La nuit est noire et sans étoile.
La nuit est un lac de goudron sans limite.
A l'intérieur du grand bâtiment envahi par les ombres il
la cherche. Il devine qu'il a déjà parcouru ces lieux,
il sait qu'elle n'attend que lui et qu'il va la retrouver. Il fait froid,
un froid humide qui s'infiltre à travers les murs et soulève
les rideaux. Et puis il y a cette odeur, l'odeur de la mort, l'odeur
de l'abandon. Les fenêtres sont murées, les portes défoncées
ou à terre. De l'eau suinte des canalisations. Il traverse des
bureaux désaffectés, des pièces encombrées
de gravats et de déchets, grimpe des passerelles surplombant
des machines imposantes et immobiles, monstres inutiles et menaçants
dans l'obscurité. Quelques rares ampoules grises ici et là
guident son chemin.
Au détour d'un couloir il rencontre un homme triste et blafard,
attablé un verre à la main, sous la lueur pâle d'une
applique noyée de crasse. Une pipe en bois sculptée en
forme de tête de démon repose devant lui. Il lui demande
où est Ivy.
- Elle est là derrière ; lui répond l'homme comme
s'il attendait sa venue, en désignant une pièce sombre
dont la porte est entrouverte sur le côté.
Le numéro sept est fixé sur la porte.

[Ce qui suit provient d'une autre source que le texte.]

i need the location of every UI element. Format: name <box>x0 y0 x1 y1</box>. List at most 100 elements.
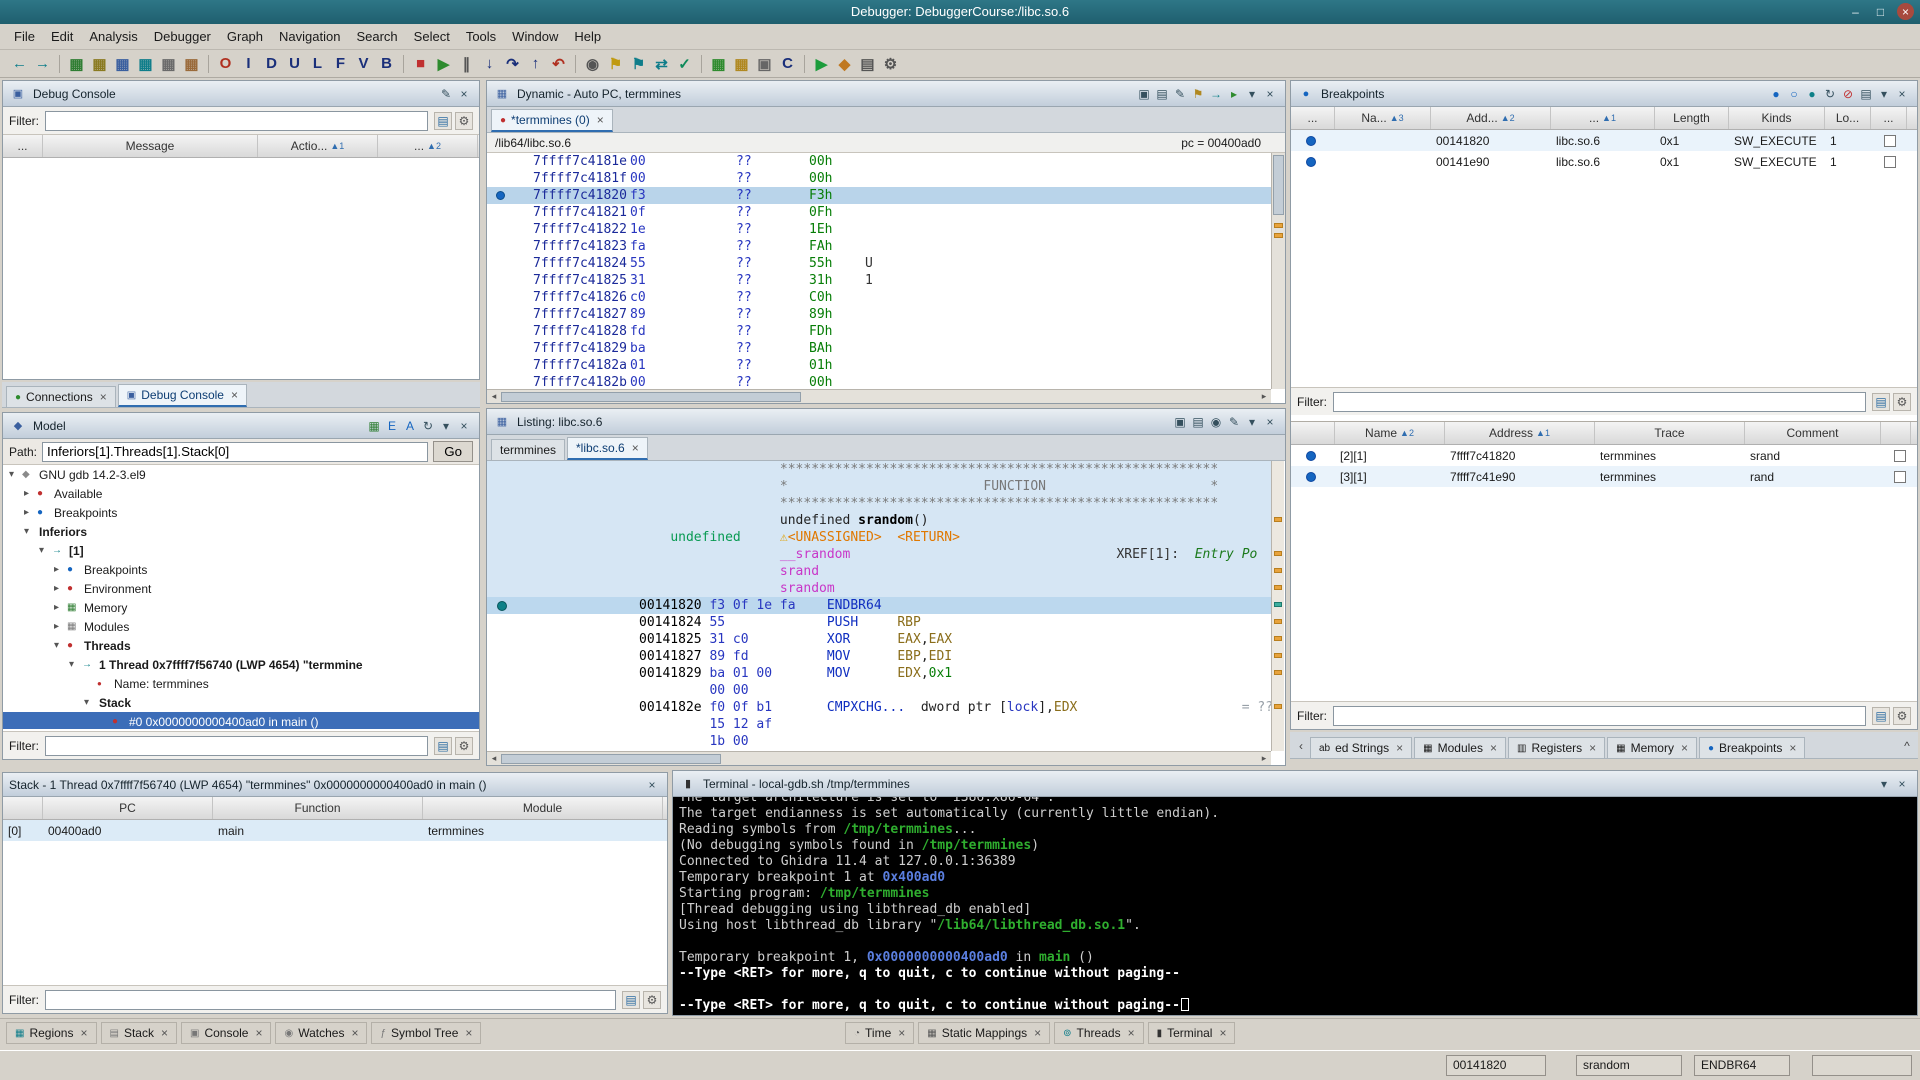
expander-icon[interactable]: ▾ <box>39 545 52 556</box>
disassembly-listing[interactable]: ****************************************… <box>487 461 1271 750</box>
breakpoints-filter-input[interactable] <box>1333 391 1866 412</box>
toolbar-resume-icon[interactable]: ▶ <box>432 52 455 75</box>
close-icon[interactable]: × <box>465 1026 472 1040</box>
menu-tools[interactable]: Tools <box>458 25 504 48</box>
listing-line[interactable]: ****************************************… <box>487 495 1271 512</box>
clear-all-icon[interactable]: ⊘ <box>1839 85 1857 103</box>
listing-line[interactable]: __srandom XREF[1]: Entry Po <box>487 546 1271 563</box>
tab-time[interactable]: ◔ Time × <box>845 1022 915 1044</box>
listing-line[interactable]: srandom <box>487 580 1271 597</box>
column-header-col0[interactable] <box>3 797 43 819</box>
toolbar-step-into-icon[interactable]: ↓ <box>478 52 501 75</box>
tab-termmines-0[interactable]: ● *termmines (0) × <box>491 109 613 132</box>
toolbar-check-icon[interactable]: ✓ <box>673 52 696 75</box>
memory-row[interactable]: 7ffff7c4182a 01?? 01h <box>487 357 1271 374</box>
breakpoint-dot-icon[interactable] <box>1306 471 1316 482</box>
tree-node-gnu-gdb-14-2-3-el9[interactable]: ▾ ◆ GNU gdb 14.2-3.el9 <box>3 465 479 484</box>
scrollbar-thumb[interactable] <box>501 753 721 764</box>
toolbar-table-green-icon[interactable]: ▦ <box>65 52 88 75</box>
tree-node-breakpoints[interactable]: ▸ ● Breakpoints <box>3 560 479 579</box>
toolbar-table-olive-icon[interactable]: ▦ <box>88 52 111 75</box>
scroll-right-icon[interactable]: ▸ <box>1257 753 1271 764</box>
tab-terminal[interactable]: ▮ Terminal × <box>1147 1022 1236 1044</box>
close-icon[interactable]: × <box>231 388 238 402</box>
close-icon[interactable]: × <box>1893 775 1911 793</box>
toolbar-play-circle-icon[interactable]: ▶ <box>810 52 833 75</box>
listing-line[interactable]: 00141824 55 PUSH RBP <box>487 614 1271 631</box>
table-icon[interactable]: ▦ <box>365 417 383 435</box>
close-icon[interactable]: × <box>1034 1026 1041 1040</box>
menu-help[interactable]: Help <box>566 25 609 48</box>
disable-all-icon[interactable]: ○ <box>1785 85 1803 103</box>
checkbox[interactable] <box>1884 155 1896 168</box>
filter-options-icon[interactable]: ⚙ <box>643 990 661 1009</box>
toolbar-grid-gold-icon[interactable]: ▦ <box>730 52 753 75</box>
close-icon[interactable]: × <box>643 776 661 794</box>
filter-options-icon[interactable]: ⚙ <box>1893 706 1911 725</box>
debug-console-header[interactable]: ▣ Debug Console ✎ × <box>3 81 479 107</box>
edit-e-icon[interactable]: E <box>383 417 401 435</box>
edit-icon[interactable]: ✎ <box>1225 413 1243 431</box>
toolbar-table-brown-icon[interactable]: ▦ <box>180 52 203 75</box>
tab-connections[interactable]: ● Connections × <box>6 386 116 407</box>
memory-row[interactable]: 7ffff7c4181f 00?? 00h <box>487 170 1271 187</box>
expander-icon[interactable]: ▾ <box>69 659 82 670</box>
column-header-message[interactable]: Message <box>43 135 258 157</box>
toolbar-letter-d-icon[interactable]: D <box>260 52 283 75</box>
clone-icon[interactable]: ▣ <box>1135 85 1153 103</box>
column-header-module[interactable]: Module <box>423 797 663 819</box>
stack-header[interactable]: Stack - 1 Thread 0x7ffff7f56740 (LWP 465… <box>3 773 667 797</box>
column-header-na[interactable]: Na... ▲3 <box>1335 107 1431 129</box>
tab-ed-strings[interactable]: ab ed Strings × <box>1310 737 1413 758</box>
breakpoint-dot-icon[interactable] <box>1306 450 1316 461</box>
auto-read-icon[interactable]: ▸ <box>1225 85 1243 103</box>
menu-icon[interactable]: ▾ <box>1875 85 1893 103</box>
column-header-comment[interactable]: Comment <box>1745 422 1881 444</box>
tab-termmines[interactable]: termmines <box>491 439 566 460</box>
memory-row[interactable]: 7ffff7c41828 fd?? FDh <box>487 323 1271 340</box>
tree-node-modules[interactable]: ▸ ▦ Modules <box>3 617 479 636</box>
listing-line[interactable]: 00141829 ba 01 00 MOV EDX,0x1 <box>487 665 1271 682</box>
go-button[interactable]: Go <box>433 441 473 462</box>
terminal-output[interactable]: The target architecture is set to "i386:… <box>673 797 1917 1015</box>
tab-breakpoints[interactable]: ● Breakpoints × <box>1698 737 1806 758</box>
listing-header[interactable]: ▦ Listing: libc.so.6 ▣ ▤ ◉ ✎ ▾ × <box>487 409 1285 435</box>
horizontal-scrollbar[interactable]: ◂ ▸ <box>487 751 1271 765</box>
toolbar-sync-icon[interactable]: ⇄ <box>650 52 673 75</box>
filter-options-icon[interactable]: ⚙ <box>455 736 473 755</box>
expander-icon[interactable]: ▸ <box>54 583 67 594</box>
close-icon[interactable]: × <box>632 441 639 455</box>
close-icon[interactable]: × <box>1261 85 1279 103</box>
column-header-add[interactable]: Add... ▲2 <box>1431 107 1551 129</box>
tab-threads[interactable]: ⊚ Threads × <box>1054 1022 1144 1044</box>
menu-graph[interactable]: Graph <box>219 25 271 48</box>
toolbar-letter-u-icon[interactable]: U <box>283 52 306 75</box>
toolbar-interrupt-icon[interactable]: ∥ <box>455 52 478 75</box>
memory-row[interactable]: 7ffff7c41827 89?? 89h <box>487 306 1271 323</box>
toolbar-compare-icon[interactable]: C <box>776 52 799 75</box>
maximize-icon[interactable]: □ <box>1872 3 1889 20</box>
track-pc-icon[interactable]: ⚑ <box>1189 85 1207 103</box>
expander-icon[interactable]: ▸ <box>24 507 37 518</box>
breakpoints-header[interactable]: ● Breakpoints ● ○ ● ↻ ⊘ ▤ ▾ × <box>1291 81 1917 107</box>
memory-row[interactable]: 7ffff7c41825 31?? 31h 1 <box>487 272 1271 289</box>
column-header-x[interactable]: ... <box>1291 107 1335 129</box>
memory-row[interactable]: 7ffff7c4181e 00?? 00h <box>487 153 1271 170</box>
close-icon[interactable]: × <box>1897 3 1914 20</box>
menu-window[interactable]: Window <box>504 25 566 48</box>
close-icon[interactable]: × <box>1789 741 1796 755</box>
expander-icon[interactable]: ▾ <box>54 640 67 651</box>
toolbar-flag-yellow-icon[interactable]: ⚑ <box>604 52 627 75</box>
table-icon[interactable]: ▤ <box>1857 85 1875 103</box>
tree-node-stack[interactable]: ▾ Stack <box>3 693 479 712</box>
scrollbar-thumb[interactable] <box>1273 155 1284 215</box>
memory-listing[interactable]: 7ffff7c4181e 00?? 00h 7ffff7c4181f 00?? 00h 7f… <box>487 153 1271 389</box>
toolbar-letter-f-icon[interactable]: F <box>329 52 352 75</box>
column-header-name[interactable]: Name ▲2 <box>1335 422 1445 444</box>
clear-icon[interactable]: ✎ <box>437 85 455 103</box>
refresh-icon[interactable]: ↻ <box>1821 85 1839 103</box>
expander-icon[interactable]: ▸ <box>24 488 37 499</box>
expander-icon[interactable]: ▸ <box>54 564 67 575</box>
model-filter-input[interactable] <box>45 735 428 756</box>
enable-all-icon[interactable]: ● <box>1767 85 1785 103</box>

Il entre dans la
pièce mais ne distingue rien. Il l'appelle aussitôt par
son prénom. Une voix faible lui répond : " Là,
je suis là "; elle l'a semble-t-il reconnu. Une petite lumière
s'allume loin devant lui ; il y a une autre pièce au fond. Il
s'approche et la découvre, entortillée dans les draps,
les cheveux collés par la sueur, perdue dans un petit halo de
lumière dans cette pièce exiguë. Elle a un petit
air de madone, une madone au teint laiteux, une madone qui se meure.
- Tu vois, petite sur, je te l'avais promis. J'ai enfin trouvé
les limbes et je suis revenu te chercher.
Il se penche sur elle, écarte les draps de son buste et voit
sa peau si blanche, ses seins menus et si blancs aussi ; son air éperdu
qui semble questionner en silence, ses cheveux blonds emmêlés.
Il évite de regarder ses bras. Il la serre comme un fou contre
lui et des larmes coulent sur ses joues, glissent sur ses lèvres.
Elle l'enserre également, sans force. Il écarte ses cheveux
de son épaule gauche et ses lèvres glissent vers son cou.
Sa tête s'est penchée à l'opposé. Il murmure
à son oreille : " J'ai tellement envie de t'embrasser là
"
Et il l'embrasse longuement. Ils restent enlacés.
Enfin il se redresse, la soulève dans les draps, l'emporte ainsi
dans ses bras. Maintenant il cherche la sortie. La poussière
de plâtre et de ciment s'accroche à ses pas. Il enjambe
des choses dans le noir, parcourt les mêmes couloirs, les même
salles puis s'égare; il sent à peine le poids de son corps,
elle est si légère. On dirait deux spectres glissant dans
l'obscurité. Il s'arrête enfin devant une porte métallique.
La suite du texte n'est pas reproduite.